On Thursday, the Higher Regional Court of Koblenz, Germany, convicted a former Syrian secret intelligence officer for crimes against humanity and sentenced him to life imprisonment. The Court found the accused responsible as a co-perpetrator for the murder of 27 and for the deprivation of liberty and torture of more than 4,000 persons, all acts committed between April 2011 and September 2012 as part of a systematic and widespread attack against the civilian population in Syria. Already in February last year, the Koblenz Court had found a lower-ranking Syrian accused guilty of having aided, in 2011, in the commission of multiple acts of torture and imprisonment committed as part of that same systematic and widespread attack. In its first judgment, the Koblenz Court had established that from at least the end of April 2011, Syria’s security forces and, in particular, several of its intelligence services have been carrying out a campaign of killing, arbitrary detention and torture against actual or presumed members of a peaceful opposition movement to the Assad regime. The Court had further determined that this campaign was carried out pursuant to a policy to eliminate the rapidly growing peaceful protest and to intimidate the Syrian population to prevent possible future protests. This policy, the Court had found, was the policy of the State leadership of Syria, that is the government under President Bashar al-Assad. Apart from Germany, criminal proceedings for crimes under international law have been instituted in certain other countries, and perhaps most notably in Sweden. But to the best of my knowledge, the two Koblenz judgments were the first to reach a finding on crimes against humanity committed pursuant to policy of the Syrian government as a result of a criminal trial, and based on the taking and the evaluating of an extensive body of evidence. Both judgments were declared in open court and they are not yet final.
Arguably, Thursday’s judgment has been the most important instance to date of the application of Germany’s Code of Crime Against International Law. This Code, which came into force in 2002, contains a comprehensive codification of crimes under customary international law, and it allows Germany’s Federal Prosecutor to activate, where practically feasible, Germany’s universal jurisdiction over international crimes committed abroad. It is this jurisdictional power that enabled the international criminal law experts within Germany’s Federal Prosecutor’s Office to open investigations of a more general scope into crimes allegedly committed in Syria as early as September 2011. Germany’s Federal Prosecutor as well as Germany’s Federal Police Agency were thus prepared when, several years later, the accused persons arrived in Germany. Apart from the power of universal jurisdiction, the Koblenz proceedings were possible because the suspects did not enjoy immunity despite having acted in official capacity. In that context it bears recalling that just a month before the first Koblenz judgment, Germany’s Federal Court of Justice, in a landmark judgment, had confirmed the principle of the non-applicability of “functional immunity” in proceedings for war crimes or certain other crimes of concern to the international community as a whole, at least with respect to State officials in a subordinate position.

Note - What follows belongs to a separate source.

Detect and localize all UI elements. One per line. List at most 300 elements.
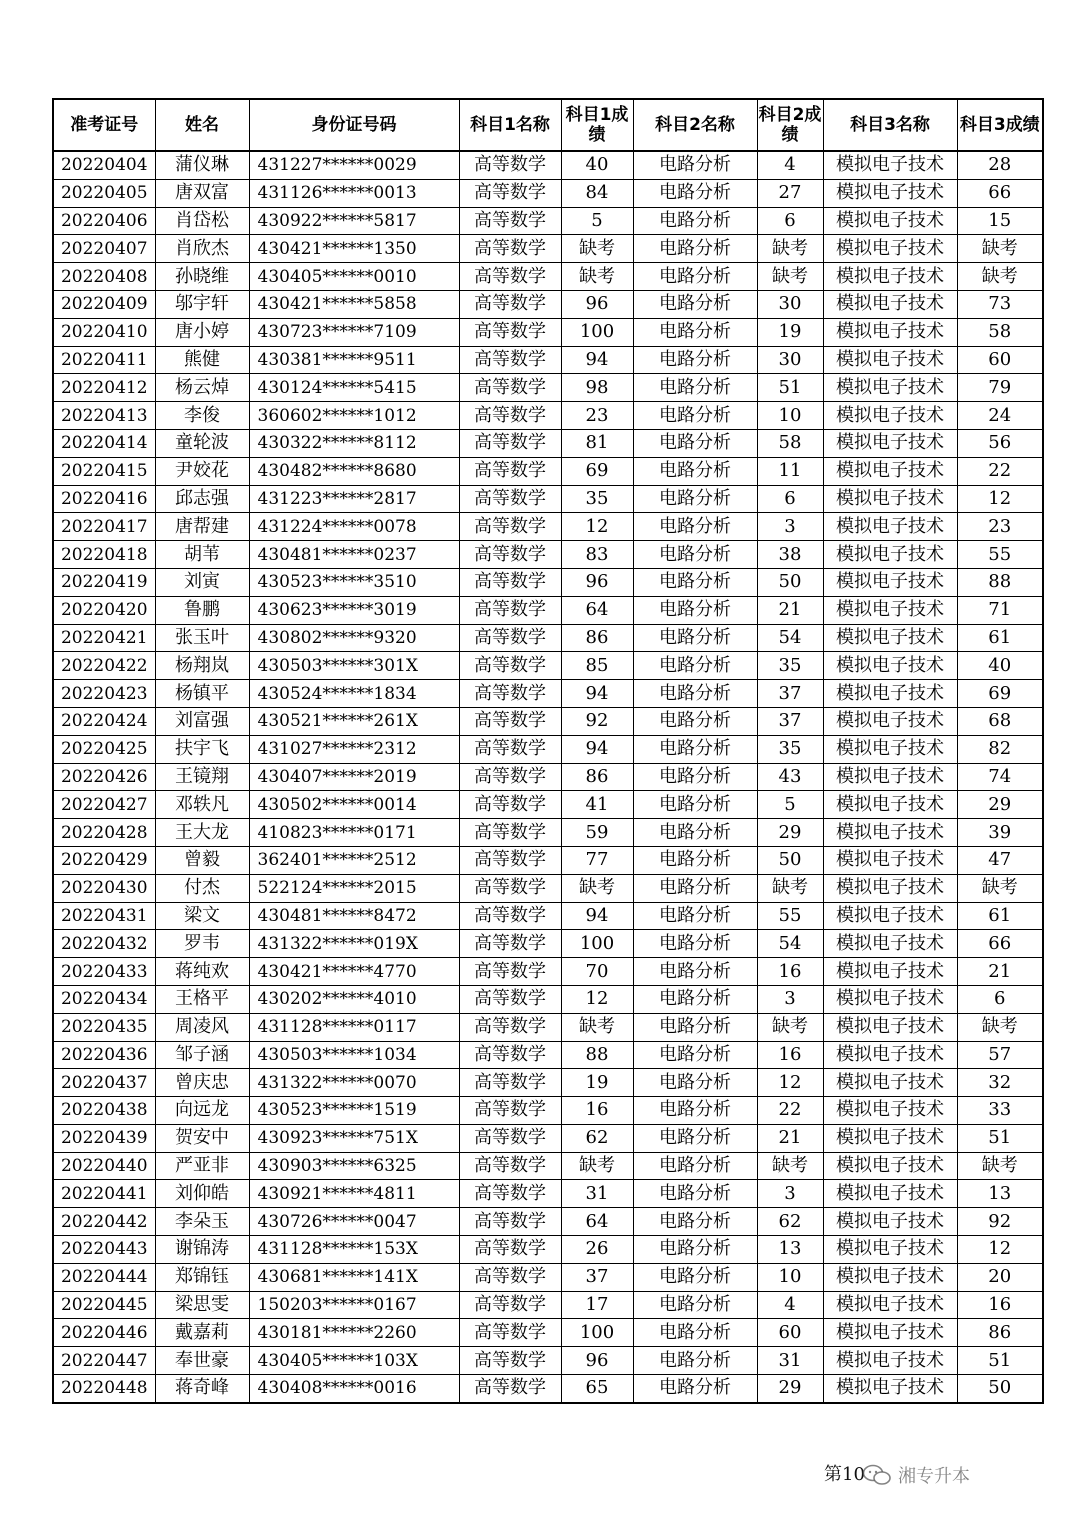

The two Koblenz judgments provide a measure of justice for Syria. Yet, it is no more than a small measure in view of the unspeakable pain that so many Syrian victims have been suffering and continue to suffer. Hence, it is to be hoped that national criminal proceedings in countries beyond Germany and Sweden will proceed, where already ongoing, and will be instituted, if necessary or useful, with the support of the International, Impartial and Independent Mechanism, which has been established by the UN General Assembly to assist in the investigation and prosecution of persons responsible for the most serious crimes under international law committed in the Syrian Arab Republic since March 2011. Not to forget the potential of a Security Council referral of the Syrian conflict to the International Criminal Court which could, if political will supported such an action, contribute much to the effort to achieve justice for Syria in a more comprehensive fashion.